We recommend merging or closing all open pull requests before removing files from your repository.

So I did the experiment we have now some understanding about it but there are open PRs from us and others.
To prevent possible harm, I will therefore delete my fork now as it can easily be recreated ones
we have all PRs merged and closed if we want to pursue this force push then.

@lukaspie @sanbrock above is my report about this exercise

Thanks for checking. To me, it doesn't really seem worth the effort of potentially having to recover things that could potentially break. The repo is now relatively small and due to the new deploy workflow, it will not grow much bigger in the future. Therefore, I vote we skip this git-filter-repo step.

I'll close the issue now, we can make a new one if we ever want to consider this again.

image

So in principle one could do that HOWEVER: Changed commit SHAs may affect open pull requests in your repository. We recommend merging or closing all open pull requests before removing files from your repository.
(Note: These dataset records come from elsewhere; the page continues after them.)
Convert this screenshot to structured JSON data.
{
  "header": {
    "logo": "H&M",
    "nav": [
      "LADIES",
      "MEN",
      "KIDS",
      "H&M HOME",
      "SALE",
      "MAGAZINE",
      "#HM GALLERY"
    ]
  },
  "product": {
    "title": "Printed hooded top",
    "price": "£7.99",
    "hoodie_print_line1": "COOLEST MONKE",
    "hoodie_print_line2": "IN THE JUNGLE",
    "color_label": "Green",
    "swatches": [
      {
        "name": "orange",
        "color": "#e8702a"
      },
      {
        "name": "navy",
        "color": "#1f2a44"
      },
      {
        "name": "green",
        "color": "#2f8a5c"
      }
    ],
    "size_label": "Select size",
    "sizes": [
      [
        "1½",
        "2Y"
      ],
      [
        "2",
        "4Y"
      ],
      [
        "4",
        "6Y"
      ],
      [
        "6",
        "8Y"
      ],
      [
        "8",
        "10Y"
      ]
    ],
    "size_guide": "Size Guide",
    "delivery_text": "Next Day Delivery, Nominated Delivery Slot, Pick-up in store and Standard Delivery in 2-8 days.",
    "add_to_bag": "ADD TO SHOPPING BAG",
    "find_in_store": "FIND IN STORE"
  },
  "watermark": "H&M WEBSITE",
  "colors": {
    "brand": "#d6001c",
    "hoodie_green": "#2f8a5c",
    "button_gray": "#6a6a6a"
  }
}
So I did the experiment we have now some understanding about it but there are open PRs from us and others. To prevent possible harm, I will therefore delete my fork now as it can easily be recreated ones we have all PRs merged and closed if we want to pursue this force push then.

I think merging such a fork/PR will not remove any data, but rather add another 4k commits. This is certainly not what we want, so really only the force-pushing of the cleaned repo would do. But as Lukas commented, I would also not vote for such a breaking change, as you have nicely solved the main issue without this.

Thank you that we have all understood that this PR was never meant to be actually merged but meant to serve as an exercise for a person with owner-equivalent role and rights interested in cleaning the repository.